Zwangerschapsdepressie bij mannen manifesteert zich vaak alleen indirect door meer werk of het uitoefenen van hobby's. Slechts enkele mannen vertonen klassieke symptomen zoals gebrek aan drive, lusteloosheid, verdriet of piekeren. Vaak zijn het alleen slaapstoornissen en vermoeidheidnormaal'Worden ontslagen.

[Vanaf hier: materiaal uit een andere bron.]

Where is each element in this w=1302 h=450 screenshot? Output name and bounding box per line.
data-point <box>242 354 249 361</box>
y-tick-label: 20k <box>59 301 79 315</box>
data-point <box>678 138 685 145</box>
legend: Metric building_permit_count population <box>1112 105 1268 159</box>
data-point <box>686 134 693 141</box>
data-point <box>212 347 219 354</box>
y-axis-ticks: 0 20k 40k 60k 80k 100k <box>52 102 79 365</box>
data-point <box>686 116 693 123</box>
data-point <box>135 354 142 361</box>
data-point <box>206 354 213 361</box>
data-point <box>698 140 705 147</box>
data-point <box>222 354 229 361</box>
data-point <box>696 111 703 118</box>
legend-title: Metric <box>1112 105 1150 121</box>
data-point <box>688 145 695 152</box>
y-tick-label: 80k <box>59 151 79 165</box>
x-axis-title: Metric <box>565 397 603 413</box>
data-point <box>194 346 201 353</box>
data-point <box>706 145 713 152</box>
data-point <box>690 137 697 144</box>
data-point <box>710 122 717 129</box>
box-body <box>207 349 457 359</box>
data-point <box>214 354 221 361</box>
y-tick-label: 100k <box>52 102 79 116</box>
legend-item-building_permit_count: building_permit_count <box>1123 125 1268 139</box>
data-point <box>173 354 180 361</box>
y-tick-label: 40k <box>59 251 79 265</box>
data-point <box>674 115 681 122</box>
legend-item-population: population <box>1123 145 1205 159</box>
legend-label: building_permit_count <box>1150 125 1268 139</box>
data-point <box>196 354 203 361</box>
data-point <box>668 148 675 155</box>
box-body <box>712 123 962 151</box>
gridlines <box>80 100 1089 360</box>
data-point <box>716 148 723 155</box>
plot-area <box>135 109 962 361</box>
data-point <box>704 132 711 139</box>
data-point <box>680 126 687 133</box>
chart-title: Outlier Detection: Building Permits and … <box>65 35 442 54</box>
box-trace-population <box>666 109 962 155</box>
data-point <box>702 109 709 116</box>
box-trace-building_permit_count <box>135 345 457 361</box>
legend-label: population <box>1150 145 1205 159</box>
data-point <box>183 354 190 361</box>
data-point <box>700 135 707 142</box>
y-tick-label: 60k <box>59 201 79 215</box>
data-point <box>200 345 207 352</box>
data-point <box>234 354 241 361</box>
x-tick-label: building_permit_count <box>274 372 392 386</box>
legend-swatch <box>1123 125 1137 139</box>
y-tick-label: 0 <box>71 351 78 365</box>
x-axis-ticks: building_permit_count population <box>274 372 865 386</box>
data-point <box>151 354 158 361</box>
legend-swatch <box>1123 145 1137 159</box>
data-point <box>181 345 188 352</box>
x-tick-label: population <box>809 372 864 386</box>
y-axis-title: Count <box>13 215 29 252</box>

Een belangrijke reden voor het ontwikkelen van zwangerschapsdepressie bij mannen is meestal de overgang naar een nieuw leven met een baby. Veel mannen voelen zich plotseling buitengesloten en minder geliefd door de hechte band van hun vrouw met de baby. Dit leidt tot partnerschapsconflicten en frustraties. Ten slotte, als er slaapgebrek is en de druk om het gezin te voeden, zijn de vaders meestal overweldigd, wat uiteindelijk tot depressie leidt.
Als er symptomen van depressie zijn, is het raadzaam om een arts of een adviescentrum te raadplegen. In ernstige gevallen helpen psychotherapie en medicatie, maar meestal kost het slechts tijd om in het reine te komen met de plotseling veranderde levenssituatie.
profylaxe
Het risico op herhaling van een zwangerschapsdepressie is hoog, vooral bij vrouwen met een familiegeschiedenis. Zorgvuldige observatie van deze patiënten kan ertoe bijdragen dat de PPD niet onopgemerkt blijft en zich ten nadele van het kind ontwikkelt. De moeder-kindrelatie lijdt aanzienlijk onder de onverschilligheid van de moeder. De fysieke en emotionele verwaarlozing van de baby in de eerste maanden heeft grote gevolgen voor de ontwikkeling van het kind.
Daarnaast is bereidheid om informatie te verstrekken vereist. Brochures en een open oor van het verplegende personeel of de arts kunnen de onwil van de moeder om over haar symptomen te praten, verminderen.